By The Darian of Harrington
The revolutionary device that is the Smartphone has pushed technological advancements decades into the future. But the accessibility to essentially unlimited information has turned Smartphone users into modern day zombies. Staying constantly connected can be good for building relationships and acquiring knowledge, but perhaps at the price of constantly worrying about what’s on our phone as opposed to what is happening in the real world. The consistent debate of Smartphone usage has inspired me to see how this technology affects Denisonians. Using data from the March 2019 survey (with 483 respondents), I am particularly concerned to investigate how phone use is linked to time management and social connectivity. Is phone use linked to wasting time and social isolation?

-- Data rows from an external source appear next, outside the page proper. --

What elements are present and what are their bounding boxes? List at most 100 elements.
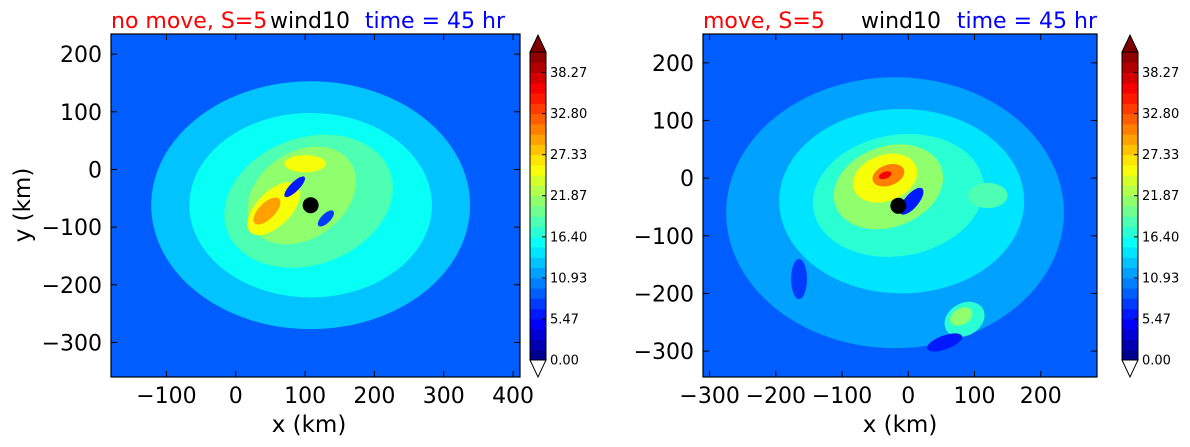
- title-time: time = 45 hr: [365, 9, 506, 34]
- colorbar-segment: [530, 144, 546, 156]
- y-tick-label: −200: [634, 282, 694, 307]
- colorbar-segment: [1122, 62, 1138, 74]
- colorbar-tick-label: 38.27: [550, 66, 587, 81]
- y-tick-label: 100: [652, 109, 694, 134]
- wind-contour-region: [967, 182, 1008, 209]
- colorbar-segment: [1122, 103, 1138, 115]
- title-time: time = 45 hr: [957, 9, 1098, 34]
- x-tick-label: 300: [423, 384, 465, 409]
- colorbar-segment: [530, 298, 546, 310]
- colorbar-tick-label: 16.40: [1142, 230, 1179, 245]
- x-tick-label: 0: [229, 384, 243, 409]
- colorbar-segment: [1122, 247, 1138, 258]
- colorbar-segment: [530, 52, 546, 63]
- wind-contour-region: [253, 197, 281, 225]
- y-tick-label: 0: [680, 167, 694, 192]
- colorbar-segment: [530, 164, 546, 176]
- title-scenario: move, S=5: [703, 9, 825, 34]
- storm-center-marker: [890, 197, 907, 214]
- panel-no-move: no move, S=5 wind10 time = 45 hr −100 0 10…: [10, 9, 587, 438]
- x-axis: −100 0 100 200 300 400: [136, 34, 534, 409]
- x-axis-label: x (km): [272, 412, 347, 438]
- title-variable: wind10: [861, 9, 941, 34]
- colorbar-segment: [1122, 93, 1138, 104]
- colorbar-segment: [530, 123, 546, 135]
- x-tick-label: −100: [812, 384, 872, 409]
- colorbar-segment: [530, 93, 546, 104]
- colorbar-segment: [530, 288, 546, 299]
- colorbar-tick-label: 5.47: [550, 312, 579, 327]
- colorbar-segment: [1122, 339, 1138, 351]
- colorbar-segment: [530, 134, 546, 145]
- title-scenario: no move, S=5: [111, 9, 267, 34]
- colorbar-segment: [530, 206, 546, 217]
- wind-contour-region: [284, 155, 326, 173]
- colorbar-tick-label: 0.00: [550, 354, 579, 369]
- colorbar-tick-label: 27.33: [1142, 148, 1179, 163]
- x-tick-label: −100: [136, 384, 196, 409]
- wind-contour-region: [317, 210, 334, 227]
- y-tick-label: −300: [42, 331, 102, 356]
- x-tick-label: −300: [679, 384, 739, 409]
- colorbar-segment: [1122, 236, 1138, 248]
- colorbar-tick-label: 21.87: [1142, 189, 1179, 204]
- colorbar-segment: [1122, 52, 1138, 63]
- wind-contour-region: [878, 171, 892, 180]
- x-axis-label: x (km): [863, 412, 938, 438]
- colorbar-extend-min: [529, 359, 547, 379]
- x-tick-label: 100: [953, 384, 995, 409]
- panel-title: no move, S=5 wind10 time = 45 hr: [111, 9, 506, 34]
- colorbar-segment: [530, 329, 546, 340]
- colorbar-segment: [1122, 72, 1138, 84]
- x-tick-label: 0: [901, 384, 915, 409]
- y-tick-label: −100: [634, 225, 694, 250]
- y-tick-label: 0: [88, 158, 102, 183]
- plot-frame: [702, 33, 1098, 378]
- x-tick-label: 100: [284, 384, 326, 409]
- panel-move: move, S=5 wind10 time = 45 hr −300 −200 −1…: [634, 9, 1180, 438]
- colorbar-tick-label: 0.00: [1142, 354, 1171, 369]
- colorbar-segment: [1122, 195, 1138, 207]
- colorbar-extend-max: [1121, 33, 1139, 53]
- y-axis-label: y (km): [10, 168, 36, 243]
- colorbar-segment: [530, 349, 546, 361]
- colorbar-tick-label: 21.87: [550, 189, 587, 204]
- wind-contour-region: [791, 258, 807, 300]
- colorbar-segment: [530, 62, 546, 74]
- colorbar-segment: [530, 247, 546, 258]
- colorbar: 0.00 5.47 10.93 16.40 21.87 27.33 32.80 38.27: [529, 33, 587, 379]
- colorbar-segment: [530, 185, 546, 197]
- x-tick-label: 200: [1020, 384, 1062, 409]
- colorbar: 0.00 5.47 10.93 16.40 21.87 27.33 32.80 38.27: [1121, 33, 1179, 379]
- colorbar-segment: [530, 318, 546, 330]
- title-variable: wind10: [270, 9, 350, 34]
- y-tick-label: 200: [60, 43, 102, 68]
- colorbar-segment: [530, 339, 546, 351]
- colorbar-segment: [530, 82, 546, 94]
- colorbar-segment: [1122, 267, 1138, 279]
- colorbar-segment: [1122, 82, 1138, 94]
- y-tick-label: −200: [42, 274, 102, 299]
- y-tick-label: 100: [60, 101, 102, 126]
- colorbar-segment: [530, 103, 546, 115]
- x-tick-label: −200: [746, 384, 806, 409]
- colorbar-segment: [1122, 257, 1138, 269]
- colorbar-segment: [1122, 226, 1138, 238]
- colorbar-segment: [1122, 144, 1138, 156]
- colorbar-segment: [1122, 277, 1138, 289]
- colorbar-segment: [1122, 164, 1138, 176]
- colorbar-segment: [530, 257, 546, 269]
- colorbar-tick-label: 32.80: [550, 107, 587, 122]
- panel-title: move, S=5 wind10 time = 45 hr: [703, 9, 1098, 34]
- colorbar-segment: [530, 236, 546, 248]
- y-tick-label: −100: [42, 216, 102, 241]
- colorbar-segment: [1122, 123, 1138, 135]
- colorbar-tick-label: 27.33: [550, 148, 587, 163]
- wind-contour-region: [950, 307, 973, 326]
- colorbar-segment: [1122, 288, 1138, 299]
- colorbar-frame: [529, 51, 547, 361]
- colorbar-segment: [1122, 154, 1138, 166]
- colorbar-extend-min: [1121, 359, 1139, 379]
- colorbar-extend-max: [529, 33, 547, 53]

But, first, we should check out what’s hot on campus. The graph below paints a rather stark picture that the Denison student body has a proclivity for the iPhone over any other device — 87.8% have an iPhone. These results make sense as the Apple Brand was one of the first companies to successfully brand and market this type of technology to the general public. In addition, the ease of connectivity features such as facetime and iMessage with other iPhone and Apple users without the need of a data plan. No one surveyed said they didn’t have a phone.
The crux of the issue is how much time people spend on their phones. Everywhere you look, people have their heads down – missing traffic lights, not talking to others around them, not seeing the world. How much time do Denison students spend on their phones? The graph below shows the distribution of hours claimed on the phone (the question did not allow partial hours) and the times are eye-popping. Remember, this asked about the “typical day.” Ten percent spend 6 hours or more, 26 percent spend 4-5 hours, and 21 percent spend 1-2 hours. The average is just under 4 hours. That’s a lot of time.
The graph below shows average phone times by race and gender. Non-white women spend on the most amount of time on their Smartphones and white men spend the least amount of time on their phones. The only statistical differences between these demographics are between non-white and white women, though clearly non-whites are on their phones more than white students. Why? Oliver’s article about social support finds no differences by race, but that question never asked about how that support was delivered. Perhaps non-white students are on their phones more to keep connected with friends who are less often physically present.
But this just begs the question — are people on their phones to keep connected or to stay disconnected? To find out, I checked out how phone time is linked to the time spent on other activities, including time with friends. In the graph below, points to the left of the dashed line indicate negative effects – less time spent on the activity – while points on the right are linked to more time spent. Most activities, such as exercise, are not affected by how much time is spent on a Smartphone (confidence interval lines overlap with the dashed line at 0). However, there are four statistically significant relationships that occur. For every hour of time spent on a device, time spent with friends goes up by 20 minutes, time spent eating goes up by just over 10 minutes, and time spent in meetings is higher by just under 10 minutes. All of these links suggest that phones are, not surprisingly, social connectivity devices for continuing conversations and arranging meetups. Naturally, then, for every hour spent on a device, time spent sleeping goes down, though only by about 7 minutes. For the typical student, that’s about a half hour less sleep.
The results weigh in on the debate that people have regarding the positive and negative aspects of Smartphone usage. It is obvious that phones are deeply ingrained into our lives, but what is interesting is that the data shows that phone usage may not take away from time spent on other social activities. When it comes to homework, exercise, and going to class, spending time on ones’ phone does not take away time spent on those activities. Additionally, for every hour of time spent on a Smartphone, time spent in meetings, eating (presumably with friends), and time spent with friends goes up. For all the worry about alienation and misanthropy that technology has been thought to fuel, the evidence here suggests the opposite — phone use is linked to closer links between people.
Further research should be conducted regarding specifics on Smartphone usage. Do Denisonians typically research articles, look up fun facts, communicate, or just play games as the primary use of their device? What social media apps are most commonly used? One thing is certain when it comes to this topic: Smartphone technology has fundamentally changed the way that we see and access the world. Whether that is positive or negative still remains to be seen.
Darian Harrington is an amateur misanthrope who is simultaneously trying to save the world with his Political Science education. When he isn’t hermiting in his room, you can find him procrastinating in Knapp.